Не кажется ли вам, уважаемые, что к АТИ можно переходить только когда уже получил устойчивое переживание (в результате многократного выстраивания визуализации мандалы со всеми деталями и атрибутами), и ни в коем случае не браться за нее сразу, от балды?

Почему вестернам не передают расширенных описаний? А я думаю, тут две причины: 1) из тех, кто посвящение получил, делают практику 5%, и эти немногие описание себе раздобудут (коль будет нужно); 2) многие приезжие ламы учат по принципу "чем бы дитя не тешилось, лишь бы не руками". То-есть они понимают, что про сложные визуализации здесь вообще никто слушать не будет. Вот и передают просто чтобы хоть какая-то благая связь зародилась.

----------


## Аким Иваныч

> А я, знаете, в Непале часто говорю с молодыми (и не очень) ламами в монастырях, и обнаружил для себя такой вот парадокс: сидят тупые тибетские ламы и бубнят с малолетства садханы в стиле МАХА на родном языке (т.е. понимают ВСЕ что бубнят и т.п.).


Они не тупые, - это их родной язык.
Зато я много раз присутствовал в зале, когда люди не могли повторить тибетские слова, сказанные скороговоркой, за ламой при принятии прибежища, и даже не могли повторить мантру.



> А вот умненькие европейцы (и в особенности представители самой умной традиции) почему-то берутся сразу за АТИ: ни к чему им заморачиваться со сложными текстами и визуализациями. Отчитались быстро, зачастую даже не вникая в смысл того, что только что прочитали и вперед к мнгновенной визуализации


.
 Ну почему же сразу за Ати? 
А что значит "умненькие европейцы"? Извините, а Вы не из тех кто носит тибетские фенечки? И преклоняется перед каждым - у кого узковатые глаза?

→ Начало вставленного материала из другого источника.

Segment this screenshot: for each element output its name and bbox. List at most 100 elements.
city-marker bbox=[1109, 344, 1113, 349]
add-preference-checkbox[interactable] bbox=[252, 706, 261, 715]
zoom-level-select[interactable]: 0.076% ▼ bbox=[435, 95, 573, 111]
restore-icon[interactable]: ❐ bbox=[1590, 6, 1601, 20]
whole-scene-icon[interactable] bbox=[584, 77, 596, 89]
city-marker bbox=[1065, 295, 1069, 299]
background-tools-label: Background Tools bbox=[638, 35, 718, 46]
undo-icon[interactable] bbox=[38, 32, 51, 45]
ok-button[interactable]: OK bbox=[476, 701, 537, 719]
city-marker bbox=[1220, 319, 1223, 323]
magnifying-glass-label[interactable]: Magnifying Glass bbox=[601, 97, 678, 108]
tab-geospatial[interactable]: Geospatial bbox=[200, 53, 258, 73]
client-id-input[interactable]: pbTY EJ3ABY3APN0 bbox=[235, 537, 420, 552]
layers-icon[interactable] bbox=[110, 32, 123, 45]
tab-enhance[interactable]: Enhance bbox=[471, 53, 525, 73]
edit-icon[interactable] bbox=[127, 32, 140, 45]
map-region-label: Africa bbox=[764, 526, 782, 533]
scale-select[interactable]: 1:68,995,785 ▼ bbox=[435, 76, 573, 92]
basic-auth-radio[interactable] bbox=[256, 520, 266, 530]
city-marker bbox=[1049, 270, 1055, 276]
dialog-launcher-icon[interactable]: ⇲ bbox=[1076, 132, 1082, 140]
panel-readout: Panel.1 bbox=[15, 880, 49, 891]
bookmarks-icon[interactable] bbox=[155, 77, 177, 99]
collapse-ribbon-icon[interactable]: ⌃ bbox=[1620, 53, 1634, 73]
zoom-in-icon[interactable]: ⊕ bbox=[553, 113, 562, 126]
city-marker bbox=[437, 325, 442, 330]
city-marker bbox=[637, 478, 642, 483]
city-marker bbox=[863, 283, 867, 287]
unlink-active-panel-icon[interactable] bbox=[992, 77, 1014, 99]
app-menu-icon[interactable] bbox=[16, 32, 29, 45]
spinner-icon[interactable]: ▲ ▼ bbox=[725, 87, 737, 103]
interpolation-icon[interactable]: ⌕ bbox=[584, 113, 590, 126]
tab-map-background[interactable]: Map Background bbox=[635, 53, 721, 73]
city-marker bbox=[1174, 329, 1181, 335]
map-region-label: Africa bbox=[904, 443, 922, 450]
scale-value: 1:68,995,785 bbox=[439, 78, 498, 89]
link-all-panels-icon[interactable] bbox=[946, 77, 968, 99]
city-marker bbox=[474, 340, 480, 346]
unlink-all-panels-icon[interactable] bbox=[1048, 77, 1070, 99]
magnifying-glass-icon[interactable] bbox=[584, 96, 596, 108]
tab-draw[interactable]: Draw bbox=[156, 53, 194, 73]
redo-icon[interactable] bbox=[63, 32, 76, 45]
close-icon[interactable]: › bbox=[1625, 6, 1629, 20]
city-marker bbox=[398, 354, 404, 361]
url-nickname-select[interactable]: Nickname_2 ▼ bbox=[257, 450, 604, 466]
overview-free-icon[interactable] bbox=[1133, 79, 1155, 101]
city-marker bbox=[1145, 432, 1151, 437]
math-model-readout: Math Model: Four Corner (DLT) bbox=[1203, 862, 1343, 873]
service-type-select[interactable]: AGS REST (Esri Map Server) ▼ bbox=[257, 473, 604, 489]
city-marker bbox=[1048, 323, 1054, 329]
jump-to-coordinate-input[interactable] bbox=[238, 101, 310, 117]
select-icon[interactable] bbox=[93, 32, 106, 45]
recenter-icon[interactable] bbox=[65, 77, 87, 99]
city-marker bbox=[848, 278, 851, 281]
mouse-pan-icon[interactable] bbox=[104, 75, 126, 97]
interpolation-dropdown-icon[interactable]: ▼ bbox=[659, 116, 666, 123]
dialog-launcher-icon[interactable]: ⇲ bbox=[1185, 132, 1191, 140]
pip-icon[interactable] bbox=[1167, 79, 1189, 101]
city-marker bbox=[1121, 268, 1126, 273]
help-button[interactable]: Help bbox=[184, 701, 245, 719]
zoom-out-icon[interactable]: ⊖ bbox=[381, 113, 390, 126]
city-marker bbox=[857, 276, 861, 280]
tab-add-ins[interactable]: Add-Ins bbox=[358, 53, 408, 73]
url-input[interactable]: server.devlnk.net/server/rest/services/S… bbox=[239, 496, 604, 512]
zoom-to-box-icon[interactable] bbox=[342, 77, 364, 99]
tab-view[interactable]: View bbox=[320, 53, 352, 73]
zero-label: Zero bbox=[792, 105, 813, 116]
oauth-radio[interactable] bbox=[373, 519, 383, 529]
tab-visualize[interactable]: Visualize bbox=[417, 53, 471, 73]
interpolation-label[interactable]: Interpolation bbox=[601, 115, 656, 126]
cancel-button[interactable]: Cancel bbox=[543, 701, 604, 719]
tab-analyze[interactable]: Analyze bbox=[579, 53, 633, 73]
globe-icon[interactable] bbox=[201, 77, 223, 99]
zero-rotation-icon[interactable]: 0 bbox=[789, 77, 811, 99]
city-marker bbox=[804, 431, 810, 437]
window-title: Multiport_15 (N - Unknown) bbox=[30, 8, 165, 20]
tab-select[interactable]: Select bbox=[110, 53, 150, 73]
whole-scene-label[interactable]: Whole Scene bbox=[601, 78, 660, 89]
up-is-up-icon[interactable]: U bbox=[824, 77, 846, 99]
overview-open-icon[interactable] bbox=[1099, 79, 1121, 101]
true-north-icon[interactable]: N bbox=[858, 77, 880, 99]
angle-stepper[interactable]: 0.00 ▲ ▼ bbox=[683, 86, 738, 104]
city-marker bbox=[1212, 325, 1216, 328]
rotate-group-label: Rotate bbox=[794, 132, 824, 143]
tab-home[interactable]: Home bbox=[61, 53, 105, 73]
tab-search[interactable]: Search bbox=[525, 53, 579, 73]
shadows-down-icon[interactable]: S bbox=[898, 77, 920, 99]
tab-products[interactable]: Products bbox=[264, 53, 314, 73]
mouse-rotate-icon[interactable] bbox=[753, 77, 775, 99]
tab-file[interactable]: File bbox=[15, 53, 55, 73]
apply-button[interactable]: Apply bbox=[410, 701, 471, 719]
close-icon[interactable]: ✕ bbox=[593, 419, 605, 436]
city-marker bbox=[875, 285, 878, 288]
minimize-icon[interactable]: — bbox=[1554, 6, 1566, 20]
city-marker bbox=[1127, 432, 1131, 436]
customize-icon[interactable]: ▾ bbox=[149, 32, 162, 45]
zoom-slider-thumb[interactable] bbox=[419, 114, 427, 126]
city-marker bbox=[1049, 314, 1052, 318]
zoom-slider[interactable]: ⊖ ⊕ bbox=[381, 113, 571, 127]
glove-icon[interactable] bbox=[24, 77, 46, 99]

> Не кажется ли вам, уважаемые, что к АТИ можно переходить только когда уже получил устойчивое переживание (в результате многократного выстраивания визуализации мандалы со всеми деталями и атрибутами), и ни в коем случае не браться за нее сразу, от балды?


 А почему же от "балды"? 



> Почему вестернам не передают расширенных описаний? А я думаю, тут две причины: 1) из тех, кто посвящение получил, делают практику 5%, и эти немногие описание себе раздобудут (коль будет нужно); 2) многие приезжие ламы учат по принципу "чем бы дитя не тешилось, лишь бы не руками". То-есть они понимают, что про сложные визуализации здесь вообще никто слушать не будет. Вот и передают просто чтобы хоть какая-то благая связь зародилась.


Вестерны порой больше могут получить. К вестернам Учителя более благосклонны. Пророчества Гуру Ринпоче тому подтверждение.

----------


## Denli

Иваныч, шел бы ты... именно: в учителя, и не засорял бы тему.

----------


## Legba

> Этим и всё объясняется. Разве это не понятно? Это* Ати*, а не Маха.


Я то, по наивности, думал это "больше не носят". Ан нет... :Smilie:

----------


## Аким Иваныч

> Иваныч, шел бы ты... именно: в учителя, и не засорял бы тему.


Ну ... если это сильно меня  попросишь. 
Бу-га-га.

----------


## Forsh

В наставлениях на эту практику рекомендовалось некоторое время мандалу выстраивать по принципу Маха-йоги, последовательно и не торопясь, а обретя опыт приступать к мгновенной визуализации.

----------

Denli (28.10.2009)

----------